“Ganhando espaço autônomo, o trabalho pode arriscar-se no ambiente (…). Menos do que o risco de diluir-se no espaço, relevos suspensos no ar, o risco do trabalho é diluir seu conteúdo de verdade estético ao ficar aqui tão perto do sentimental. As “Gotas” assinalam, nesse sentido, a maturidade da linguagem de Maria-Carmen Perlingeiro ao assumir, no contexto problemático da arte contemporânea, sua parcela inerradicável de pureza — pureza formal, pureza afetiva. Destituídas de ironia, as “Gotas” (lágrimas) conservam apenas a margem indispensável de distância mimética. De resto, identificam-se formal e emocionalmente com o seu motivo. Claro, essas não são lágrimas de lamúria, nem as lágrimas amargas da raiva ou do rancor. São reações espontâneas, parte da química da vida, o avesso do sorriso.

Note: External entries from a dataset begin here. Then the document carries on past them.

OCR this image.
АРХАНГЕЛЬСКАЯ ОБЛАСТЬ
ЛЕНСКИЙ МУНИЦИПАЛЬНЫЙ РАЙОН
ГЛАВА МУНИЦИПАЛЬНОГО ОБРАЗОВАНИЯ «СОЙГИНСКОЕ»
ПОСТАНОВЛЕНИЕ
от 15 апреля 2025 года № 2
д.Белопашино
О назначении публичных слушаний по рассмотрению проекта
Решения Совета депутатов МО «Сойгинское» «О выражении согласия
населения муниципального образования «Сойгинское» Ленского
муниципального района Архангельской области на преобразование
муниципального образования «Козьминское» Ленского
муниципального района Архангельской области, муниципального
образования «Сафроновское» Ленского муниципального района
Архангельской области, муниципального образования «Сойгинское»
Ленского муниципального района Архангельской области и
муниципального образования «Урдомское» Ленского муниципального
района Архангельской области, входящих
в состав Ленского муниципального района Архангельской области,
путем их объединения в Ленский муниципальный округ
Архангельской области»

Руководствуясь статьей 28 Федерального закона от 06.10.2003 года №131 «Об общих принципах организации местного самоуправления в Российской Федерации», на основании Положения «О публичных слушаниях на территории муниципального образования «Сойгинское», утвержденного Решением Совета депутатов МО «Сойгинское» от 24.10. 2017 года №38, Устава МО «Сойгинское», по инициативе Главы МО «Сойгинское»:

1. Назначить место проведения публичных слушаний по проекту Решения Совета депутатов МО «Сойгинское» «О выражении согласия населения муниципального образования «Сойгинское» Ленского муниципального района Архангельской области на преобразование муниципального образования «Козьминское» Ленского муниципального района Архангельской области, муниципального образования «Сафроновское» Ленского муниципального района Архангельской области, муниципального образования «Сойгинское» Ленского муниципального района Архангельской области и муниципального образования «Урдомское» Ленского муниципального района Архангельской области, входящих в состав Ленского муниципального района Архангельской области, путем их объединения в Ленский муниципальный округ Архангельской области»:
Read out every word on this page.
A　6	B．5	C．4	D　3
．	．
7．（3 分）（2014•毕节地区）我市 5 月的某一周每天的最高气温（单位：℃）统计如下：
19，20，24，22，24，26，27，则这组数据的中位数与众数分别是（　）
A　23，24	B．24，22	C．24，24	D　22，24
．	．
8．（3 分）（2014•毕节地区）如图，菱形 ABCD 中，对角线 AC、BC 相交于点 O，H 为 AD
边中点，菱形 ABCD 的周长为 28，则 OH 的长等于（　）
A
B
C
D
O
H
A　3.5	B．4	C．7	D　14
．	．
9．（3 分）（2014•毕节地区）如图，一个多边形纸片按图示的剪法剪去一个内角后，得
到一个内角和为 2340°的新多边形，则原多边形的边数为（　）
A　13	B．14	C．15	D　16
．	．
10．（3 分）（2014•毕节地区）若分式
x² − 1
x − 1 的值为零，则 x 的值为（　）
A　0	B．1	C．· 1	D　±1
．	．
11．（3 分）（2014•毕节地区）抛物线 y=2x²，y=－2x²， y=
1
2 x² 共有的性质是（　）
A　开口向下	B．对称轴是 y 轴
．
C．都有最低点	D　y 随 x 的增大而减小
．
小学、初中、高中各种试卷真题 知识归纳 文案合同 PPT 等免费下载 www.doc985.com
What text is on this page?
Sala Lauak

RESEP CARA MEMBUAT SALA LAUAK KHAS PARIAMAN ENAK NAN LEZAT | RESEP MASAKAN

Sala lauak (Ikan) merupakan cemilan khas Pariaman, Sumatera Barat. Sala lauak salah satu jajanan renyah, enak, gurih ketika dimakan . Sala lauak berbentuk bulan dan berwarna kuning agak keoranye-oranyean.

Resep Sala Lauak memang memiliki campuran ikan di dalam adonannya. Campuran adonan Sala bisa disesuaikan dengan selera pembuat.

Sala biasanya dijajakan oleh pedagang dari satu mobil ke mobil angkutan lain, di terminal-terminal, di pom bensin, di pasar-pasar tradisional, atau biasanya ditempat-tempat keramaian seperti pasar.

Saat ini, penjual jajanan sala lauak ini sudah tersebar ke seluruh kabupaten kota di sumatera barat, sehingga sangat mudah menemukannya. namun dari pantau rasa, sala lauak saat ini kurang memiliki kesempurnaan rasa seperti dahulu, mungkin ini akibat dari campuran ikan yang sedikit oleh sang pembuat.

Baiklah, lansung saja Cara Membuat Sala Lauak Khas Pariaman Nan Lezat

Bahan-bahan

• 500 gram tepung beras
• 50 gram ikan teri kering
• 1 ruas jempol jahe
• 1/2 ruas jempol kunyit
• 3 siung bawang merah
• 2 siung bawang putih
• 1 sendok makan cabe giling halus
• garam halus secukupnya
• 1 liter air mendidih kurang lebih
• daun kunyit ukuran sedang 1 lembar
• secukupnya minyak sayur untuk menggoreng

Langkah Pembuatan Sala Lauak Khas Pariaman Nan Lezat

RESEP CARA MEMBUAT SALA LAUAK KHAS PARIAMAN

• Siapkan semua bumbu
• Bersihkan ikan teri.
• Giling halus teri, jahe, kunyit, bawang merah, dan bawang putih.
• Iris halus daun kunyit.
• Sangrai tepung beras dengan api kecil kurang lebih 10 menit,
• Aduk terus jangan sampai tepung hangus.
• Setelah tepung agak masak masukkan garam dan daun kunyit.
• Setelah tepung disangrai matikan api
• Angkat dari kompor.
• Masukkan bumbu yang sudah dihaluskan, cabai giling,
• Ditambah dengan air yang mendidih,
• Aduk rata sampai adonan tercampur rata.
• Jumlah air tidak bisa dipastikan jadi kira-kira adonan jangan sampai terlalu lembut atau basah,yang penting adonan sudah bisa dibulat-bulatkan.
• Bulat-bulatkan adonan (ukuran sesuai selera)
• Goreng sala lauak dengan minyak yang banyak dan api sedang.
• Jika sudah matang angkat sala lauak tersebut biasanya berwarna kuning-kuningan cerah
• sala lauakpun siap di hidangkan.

Daí que sejam avulsas, a reaparecer aqui e ali, adaptáveis a diferentes lugares e situações. Lágrimas ocorrem de repente, a propósito de tudo e de nada, o amor e a morte, um quadro ou um filme. O que a série “Gotas” acata em definitivo, no conjunto da obra, é o registro puro do sentimento, um pouco na contramão do cinismo quase oficial que domina a cultura artística contemporânea.”